In dit hoofdstuk worden de resultaten van het onderzoek naar de milieukundige uitvoerbaarheid beschreven. Het betreft de thema's geluid, bodem, luchtkwaliteit, externe veiligheid, milieuzonering, ecologie, archeologie & cultuurhistorie en het besluit milieueffectrapportage.

5.1 Geluid

5.1.1 Algemeen

De Wet geluidhinder (Wgh) bevat geluidnormen en richtlijnen over de toelaatbaarheid van geluidniveaus als gevolg van rail- en wegverkeerslawaai en industrielawaai. De Wgh geeft aan dat een akoestisch onderzoek moet worden uitgevoerd bij het voorbereiden van de vaststelling van een bestemmingsplan of het nemen van een omgevingsvergunning indien het plan een geluidgevoelig object mogelijk maakt binnen een geluidszone van een bestaande geluidsbron of indien het plan een nieuwe geluidsbron mogelijk maakt. Het akoestisch onderzoek moet uitwijzen of de wettelijke voorkeurswaarde bij geluidgevoelige objecten wordt overschreden en zo ja, welke maatregelen nodig zijn om aan de voorkeurswaarde te voldoen.

5.1.2 Situatie plangebied

In dit geval worden geluidsgevoelige objecten toegevoegd, namelijk de compensatiewoning en de te herbouwen woning. Hierna wordt achtereenvolgens op de aspecten wegverkeers-, railverkeers- en industrielawaai ingegaan.

5.1.2.1 Wegverkeerslawaai

In artikel 74.1 van de Wgh is aangegeven dat wegen aan weerszijden van de weg een wettelijke geluidszone hebben. In artikel 74 van de Wgh is aangegeven dat wegen aan weerszijden van de weg een wettelijke geluidszone hebben waarvan de grootte afhankelijk is van het aantal rijstroken en van de ligging van het plangebied binnen stedelijk gebied of buitenstedelijk gebied.

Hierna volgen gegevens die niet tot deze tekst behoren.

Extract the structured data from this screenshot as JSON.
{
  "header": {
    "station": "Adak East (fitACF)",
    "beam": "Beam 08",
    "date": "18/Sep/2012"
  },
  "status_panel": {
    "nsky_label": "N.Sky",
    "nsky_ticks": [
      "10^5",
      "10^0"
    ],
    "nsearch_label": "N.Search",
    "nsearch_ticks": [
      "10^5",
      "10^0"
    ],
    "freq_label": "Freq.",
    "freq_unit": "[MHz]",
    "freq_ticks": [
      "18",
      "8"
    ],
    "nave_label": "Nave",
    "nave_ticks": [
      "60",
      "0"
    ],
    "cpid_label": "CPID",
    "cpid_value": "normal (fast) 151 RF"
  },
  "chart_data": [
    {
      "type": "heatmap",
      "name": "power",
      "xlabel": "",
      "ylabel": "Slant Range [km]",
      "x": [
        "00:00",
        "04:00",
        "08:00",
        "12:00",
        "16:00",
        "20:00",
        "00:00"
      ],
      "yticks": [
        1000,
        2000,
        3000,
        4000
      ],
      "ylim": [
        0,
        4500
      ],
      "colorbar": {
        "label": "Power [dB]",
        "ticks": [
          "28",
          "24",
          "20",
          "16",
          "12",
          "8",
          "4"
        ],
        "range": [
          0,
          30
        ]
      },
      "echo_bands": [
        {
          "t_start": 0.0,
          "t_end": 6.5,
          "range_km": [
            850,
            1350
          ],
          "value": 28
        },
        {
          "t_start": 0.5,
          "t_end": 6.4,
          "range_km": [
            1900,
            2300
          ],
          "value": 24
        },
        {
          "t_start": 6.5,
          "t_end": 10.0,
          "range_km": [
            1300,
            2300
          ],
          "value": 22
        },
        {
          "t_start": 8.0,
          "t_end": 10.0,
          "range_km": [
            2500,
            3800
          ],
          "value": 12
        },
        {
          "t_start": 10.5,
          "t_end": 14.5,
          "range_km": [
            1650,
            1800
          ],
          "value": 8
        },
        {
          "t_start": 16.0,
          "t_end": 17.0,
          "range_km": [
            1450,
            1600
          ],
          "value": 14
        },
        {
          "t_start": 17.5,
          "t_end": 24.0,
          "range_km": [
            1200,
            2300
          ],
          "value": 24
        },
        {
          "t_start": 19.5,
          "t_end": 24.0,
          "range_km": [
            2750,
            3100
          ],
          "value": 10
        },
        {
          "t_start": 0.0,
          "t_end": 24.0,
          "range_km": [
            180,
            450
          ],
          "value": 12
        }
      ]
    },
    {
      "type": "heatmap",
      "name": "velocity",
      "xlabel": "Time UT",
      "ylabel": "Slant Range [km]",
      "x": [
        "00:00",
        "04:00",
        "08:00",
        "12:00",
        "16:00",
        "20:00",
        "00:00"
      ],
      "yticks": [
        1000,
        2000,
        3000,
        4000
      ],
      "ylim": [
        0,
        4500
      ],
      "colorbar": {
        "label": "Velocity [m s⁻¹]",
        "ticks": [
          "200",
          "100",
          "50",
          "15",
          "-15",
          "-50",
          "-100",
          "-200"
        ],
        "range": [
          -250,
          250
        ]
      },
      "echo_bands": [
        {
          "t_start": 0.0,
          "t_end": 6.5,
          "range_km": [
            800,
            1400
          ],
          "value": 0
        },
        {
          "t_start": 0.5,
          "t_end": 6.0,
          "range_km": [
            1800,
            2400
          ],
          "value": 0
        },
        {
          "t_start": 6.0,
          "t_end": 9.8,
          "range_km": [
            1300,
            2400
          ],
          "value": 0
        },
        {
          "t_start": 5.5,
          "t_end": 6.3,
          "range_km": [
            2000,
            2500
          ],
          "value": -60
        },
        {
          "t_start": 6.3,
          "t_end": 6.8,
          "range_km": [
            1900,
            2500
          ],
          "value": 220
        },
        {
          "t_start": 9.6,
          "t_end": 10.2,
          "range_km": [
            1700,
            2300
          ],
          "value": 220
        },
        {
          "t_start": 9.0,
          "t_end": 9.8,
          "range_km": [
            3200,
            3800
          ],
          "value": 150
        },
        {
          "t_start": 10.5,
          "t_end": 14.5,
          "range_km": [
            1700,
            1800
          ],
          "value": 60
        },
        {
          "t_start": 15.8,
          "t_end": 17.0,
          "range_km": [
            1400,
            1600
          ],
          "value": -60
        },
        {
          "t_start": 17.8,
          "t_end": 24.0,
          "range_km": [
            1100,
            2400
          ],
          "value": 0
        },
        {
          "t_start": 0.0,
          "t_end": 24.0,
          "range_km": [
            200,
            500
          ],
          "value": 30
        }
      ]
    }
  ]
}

Het plangebied ligt aan de Maatdijk. Dit betreft een zeer rustige weg, die uitsluitend door het bestemmingsverkeer gebruikt wordt. Bovendien ligt het plangebied aan een lange oprit op ruim 150 meter afstand van de Maatdijk. De nabijgelegen Hardenbergerweg is een doorgaande weg. De afstand tot deze weg betreft echter ruim 180 meter. Redelijkerwijs kan worden verwacht dat er geen sprake is van een onevenredige geluidbelasting als gevolg van de voorgenoemde wegen. Er wordt verwacht dat aan de voorkeurswaarde van 48 dB uit de Wet geluidhinder voldaan. Een akoestisch onderzoek wordt dan ook niet noodzakelijk geacht.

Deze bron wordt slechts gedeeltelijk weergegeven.